I was looking into gradient flows and their particle representations, mostly in the context of probability.
A simple example of this is the continuity equation. Consider evolving a sample $x \sim \rho_0(x)$ using the ODE $\dot x(t) = v(x(t), t)$, with $v$ a vector field. We have $x(0) \sim \rho_0(x)$. The continuity equation tells us that the marginal density evolves in time following the PDE $\frac{\partial{\rho_t(x)}}{\partial{t}} + \nabla \cdot (v(x, t) \rho_t(x))$. This is described for instance here.
In that same reference here, they show two more examples where we have this correspondence between some PDE determining how a density evolves and the particle representation. (One of the examples is the Fokker-Planck equation.)

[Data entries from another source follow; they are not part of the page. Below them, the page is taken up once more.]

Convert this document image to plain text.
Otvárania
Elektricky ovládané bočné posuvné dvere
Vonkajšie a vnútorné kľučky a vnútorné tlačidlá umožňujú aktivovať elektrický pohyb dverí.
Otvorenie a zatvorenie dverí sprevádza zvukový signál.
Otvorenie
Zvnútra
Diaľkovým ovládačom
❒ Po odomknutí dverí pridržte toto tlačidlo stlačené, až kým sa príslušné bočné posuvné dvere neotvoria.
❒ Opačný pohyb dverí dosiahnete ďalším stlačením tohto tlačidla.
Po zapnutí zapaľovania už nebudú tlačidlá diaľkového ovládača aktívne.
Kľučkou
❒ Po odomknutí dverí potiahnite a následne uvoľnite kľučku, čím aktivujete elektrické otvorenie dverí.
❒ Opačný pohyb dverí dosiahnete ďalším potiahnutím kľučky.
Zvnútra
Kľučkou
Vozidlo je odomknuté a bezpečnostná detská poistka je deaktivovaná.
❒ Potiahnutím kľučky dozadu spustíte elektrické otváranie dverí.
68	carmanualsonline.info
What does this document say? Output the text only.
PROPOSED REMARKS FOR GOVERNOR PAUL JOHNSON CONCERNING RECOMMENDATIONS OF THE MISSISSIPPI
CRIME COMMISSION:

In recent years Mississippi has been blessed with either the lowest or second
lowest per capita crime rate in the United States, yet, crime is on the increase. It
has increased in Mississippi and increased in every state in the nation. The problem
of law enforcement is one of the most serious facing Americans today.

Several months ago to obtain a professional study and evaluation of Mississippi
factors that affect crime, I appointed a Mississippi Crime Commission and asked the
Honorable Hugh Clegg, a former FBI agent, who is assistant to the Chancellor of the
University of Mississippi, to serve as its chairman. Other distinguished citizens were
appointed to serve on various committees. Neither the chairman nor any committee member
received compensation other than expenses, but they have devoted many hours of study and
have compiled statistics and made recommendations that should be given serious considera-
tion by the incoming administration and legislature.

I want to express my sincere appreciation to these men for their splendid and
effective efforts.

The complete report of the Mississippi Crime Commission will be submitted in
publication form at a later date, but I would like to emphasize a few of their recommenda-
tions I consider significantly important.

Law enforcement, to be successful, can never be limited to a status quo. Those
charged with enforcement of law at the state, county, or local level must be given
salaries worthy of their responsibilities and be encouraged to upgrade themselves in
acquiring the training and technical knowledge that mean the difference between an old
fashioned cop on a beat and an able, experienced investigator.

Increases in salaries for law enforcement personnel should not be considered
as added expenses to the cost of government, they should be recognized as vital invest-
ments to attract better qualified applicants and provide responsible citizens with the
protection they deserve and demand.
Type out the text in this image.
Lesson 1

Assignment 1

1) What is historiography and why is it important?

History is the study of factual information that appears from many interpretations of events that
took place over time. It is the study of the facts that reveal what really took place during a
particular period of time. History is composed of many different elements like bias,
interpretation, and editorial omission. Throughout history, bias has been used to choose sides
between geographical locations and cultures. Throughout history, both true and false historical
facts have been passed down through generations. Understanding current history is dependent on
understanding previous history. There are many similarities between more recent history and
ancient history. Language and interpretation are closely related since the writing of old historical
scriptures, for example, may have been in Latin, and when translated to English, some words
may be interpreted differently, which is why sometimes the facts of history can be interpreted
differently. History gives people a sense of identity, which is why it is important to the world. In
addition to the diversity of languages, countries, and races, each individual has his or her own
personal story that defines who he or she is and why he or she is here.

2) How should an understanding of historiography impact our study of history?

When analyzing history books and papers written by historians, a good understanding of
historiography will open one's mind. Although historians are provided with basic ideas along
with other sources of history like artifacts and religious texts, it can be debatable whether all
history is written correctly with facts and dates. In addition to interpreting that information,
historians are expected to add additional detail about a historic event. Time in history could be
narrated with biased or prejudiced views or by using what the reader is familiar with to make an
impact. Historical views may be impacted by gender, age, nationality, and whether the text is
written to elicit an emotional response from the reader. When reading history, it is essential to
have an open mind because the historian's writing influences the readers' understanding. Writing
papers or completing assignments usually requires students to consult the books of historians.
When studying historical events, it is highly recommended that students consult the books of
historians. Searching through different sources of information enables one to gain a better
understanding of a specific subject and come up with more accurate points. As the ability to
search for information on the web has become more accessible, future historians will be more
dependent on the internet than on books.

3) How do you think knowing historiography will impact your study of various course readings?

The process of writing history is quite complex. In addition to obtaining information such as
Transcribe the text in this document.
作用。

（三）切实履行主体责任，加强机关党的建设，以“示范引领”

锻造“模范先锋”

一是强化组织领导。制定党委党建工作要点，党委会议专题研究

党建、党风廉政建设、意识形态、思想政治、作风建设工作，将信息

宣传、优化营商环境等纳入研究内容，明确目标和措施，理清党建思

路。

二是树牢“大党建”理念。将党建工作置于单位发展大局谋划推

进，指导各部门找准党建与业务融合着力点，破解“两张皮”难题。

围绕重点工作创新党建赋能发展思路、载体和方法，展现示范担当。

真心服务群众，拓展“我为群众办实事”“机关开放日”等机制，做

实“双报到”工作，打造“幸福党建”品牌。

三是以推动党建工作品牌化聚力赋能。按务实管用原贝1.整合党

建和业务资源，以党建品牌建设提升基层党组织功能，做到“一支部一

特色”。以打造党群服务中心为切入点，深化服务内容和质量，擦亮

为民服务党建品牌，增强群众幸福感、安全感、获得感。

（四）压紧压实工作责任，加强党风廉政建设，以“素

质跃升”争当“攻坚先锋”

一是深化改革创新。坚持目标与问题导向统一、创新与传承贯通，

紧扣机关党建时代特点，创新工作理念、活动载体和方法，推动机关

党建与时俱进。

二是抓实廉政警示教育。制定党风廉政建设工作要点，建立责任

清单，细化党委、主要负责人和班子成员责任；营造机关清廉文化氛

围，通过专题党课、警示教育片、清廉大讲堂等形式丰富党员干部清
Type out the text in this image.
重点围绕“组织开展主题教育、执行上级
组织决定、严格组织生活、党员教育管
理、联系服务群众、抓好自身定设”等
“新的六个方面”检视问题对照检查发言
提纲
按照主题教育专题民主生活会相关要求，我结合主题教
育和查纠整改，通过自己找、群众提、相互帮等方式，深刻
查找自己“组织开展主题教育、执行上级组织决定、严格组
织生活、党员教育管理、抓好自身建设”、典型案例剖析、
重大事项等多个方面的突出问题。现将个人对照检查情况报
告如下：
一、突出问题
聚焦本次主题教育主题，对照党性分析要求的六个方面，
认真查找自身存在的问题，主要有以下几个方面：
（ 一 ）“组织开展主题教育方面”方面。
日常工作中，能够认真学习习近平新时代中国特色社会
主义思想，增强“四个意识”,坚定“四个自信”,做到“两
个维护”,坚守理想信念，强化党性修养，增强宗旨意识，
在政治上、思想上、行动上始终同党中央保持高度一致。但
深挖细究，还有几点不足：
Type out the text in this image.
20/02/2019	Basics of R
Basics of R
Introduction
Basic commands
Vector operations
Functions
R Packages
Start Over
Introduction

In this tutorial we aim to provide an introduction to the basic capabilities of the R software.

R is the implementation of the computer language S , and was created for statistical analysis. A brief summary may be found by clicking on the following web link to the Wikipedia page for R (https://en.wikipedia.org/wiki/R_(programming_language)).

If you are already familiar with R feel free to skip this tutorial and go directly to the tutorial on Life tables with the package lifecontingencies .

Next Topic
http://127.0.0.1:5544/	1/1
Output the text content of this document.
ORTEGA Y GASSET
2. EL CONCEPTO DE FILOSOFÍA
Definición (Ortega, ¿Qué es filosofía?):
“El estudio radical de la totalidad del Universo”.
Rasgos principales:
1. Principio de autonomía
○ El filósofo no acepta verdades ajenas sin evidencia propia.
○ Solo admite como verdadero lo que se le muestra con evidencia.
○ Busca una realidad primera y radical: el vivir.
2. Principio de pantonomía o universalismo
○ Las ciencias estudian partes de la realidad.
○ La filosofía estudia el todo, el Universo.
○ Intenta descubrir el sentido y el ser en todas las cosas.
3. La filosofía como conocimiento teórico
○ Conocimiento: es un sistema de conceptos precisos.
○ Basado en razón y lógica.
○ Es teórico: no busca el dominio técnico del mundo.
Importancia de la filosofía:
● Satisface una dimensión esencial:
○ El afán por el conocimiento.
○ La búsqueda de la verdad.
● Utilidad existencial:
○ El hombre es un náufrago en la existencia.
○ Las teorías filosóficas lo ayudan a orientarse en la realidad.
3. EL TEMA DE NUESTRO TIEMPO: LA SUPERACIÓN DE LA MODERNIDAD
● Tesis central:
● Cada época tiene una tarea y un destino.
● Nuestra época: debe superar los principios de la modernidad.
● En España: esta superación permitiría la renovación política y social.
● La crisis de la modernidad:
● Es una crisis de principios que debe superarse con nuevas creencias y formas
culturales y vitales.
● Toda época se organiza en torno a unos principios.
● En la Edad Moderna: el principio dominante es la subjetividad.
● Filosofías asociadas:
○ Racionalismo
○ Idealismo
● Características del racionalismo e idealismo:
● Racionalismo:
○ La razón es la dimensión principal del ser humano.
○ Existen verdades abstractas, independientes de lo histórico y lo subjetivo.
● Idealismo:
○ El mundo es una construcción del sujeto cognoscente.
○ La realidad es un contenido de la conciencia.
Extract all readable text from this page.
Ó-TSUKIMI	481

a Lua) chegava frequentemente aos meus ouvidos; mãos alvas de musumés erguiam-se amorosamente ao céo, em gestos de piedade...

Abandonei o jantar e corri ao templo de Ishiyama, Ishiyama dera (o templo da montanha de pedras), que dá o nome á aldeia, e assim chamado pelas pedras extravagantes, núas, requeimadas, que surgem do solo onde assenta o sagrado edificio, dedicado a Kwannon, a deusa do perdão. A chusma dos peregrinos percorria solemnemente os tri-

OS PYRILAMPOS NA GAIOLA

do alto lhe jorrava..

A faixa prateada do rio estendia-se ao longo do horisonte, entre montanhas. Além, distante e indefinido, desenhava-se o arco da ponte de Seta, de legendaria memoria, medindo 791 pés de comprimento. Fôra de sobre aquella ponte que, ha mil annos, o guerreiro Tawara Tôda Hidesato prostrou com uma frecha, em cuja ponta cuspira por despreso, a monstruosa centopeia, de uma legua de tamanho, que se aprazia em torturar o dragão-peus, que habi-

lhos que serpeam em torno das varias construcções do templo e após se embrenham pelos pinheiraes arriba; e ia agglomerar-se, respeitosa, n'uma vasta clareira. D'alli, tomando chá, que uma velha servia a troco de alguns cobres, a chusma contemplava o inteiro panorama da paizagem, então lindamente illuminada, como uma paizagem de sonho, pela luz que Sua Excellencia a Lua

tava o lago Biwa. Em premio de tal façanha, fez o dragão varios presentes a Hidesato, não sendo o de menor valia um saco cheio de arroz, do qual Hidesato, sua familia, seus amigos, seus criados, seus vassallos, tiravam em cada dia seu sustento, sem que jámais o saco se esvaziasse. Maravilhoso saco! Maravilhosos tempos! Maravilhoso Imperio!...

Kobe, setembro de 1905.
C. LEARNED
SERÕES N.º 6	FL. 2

My question is, is there some intuition to explain this relationship between the particle representations and the PDE for the density? Are there simple rules that determine how can we move from one to the other. In the same video, at some point they say this step requires some creativity, but would still be interested in hearing people's thoughts. Given a nice enough PDE for the time evolution of a density, can we always find the particle representation? And the other way around?
References are appreciated! Just as background, I'm from Computer Science. I'm very comfortable with multivariate Calculus, algebra, etc, but real analysis is not my strong suite (though I did take a class). At this point I'm not that interested in formal proofs / statements as much as getting intuition about what's happening.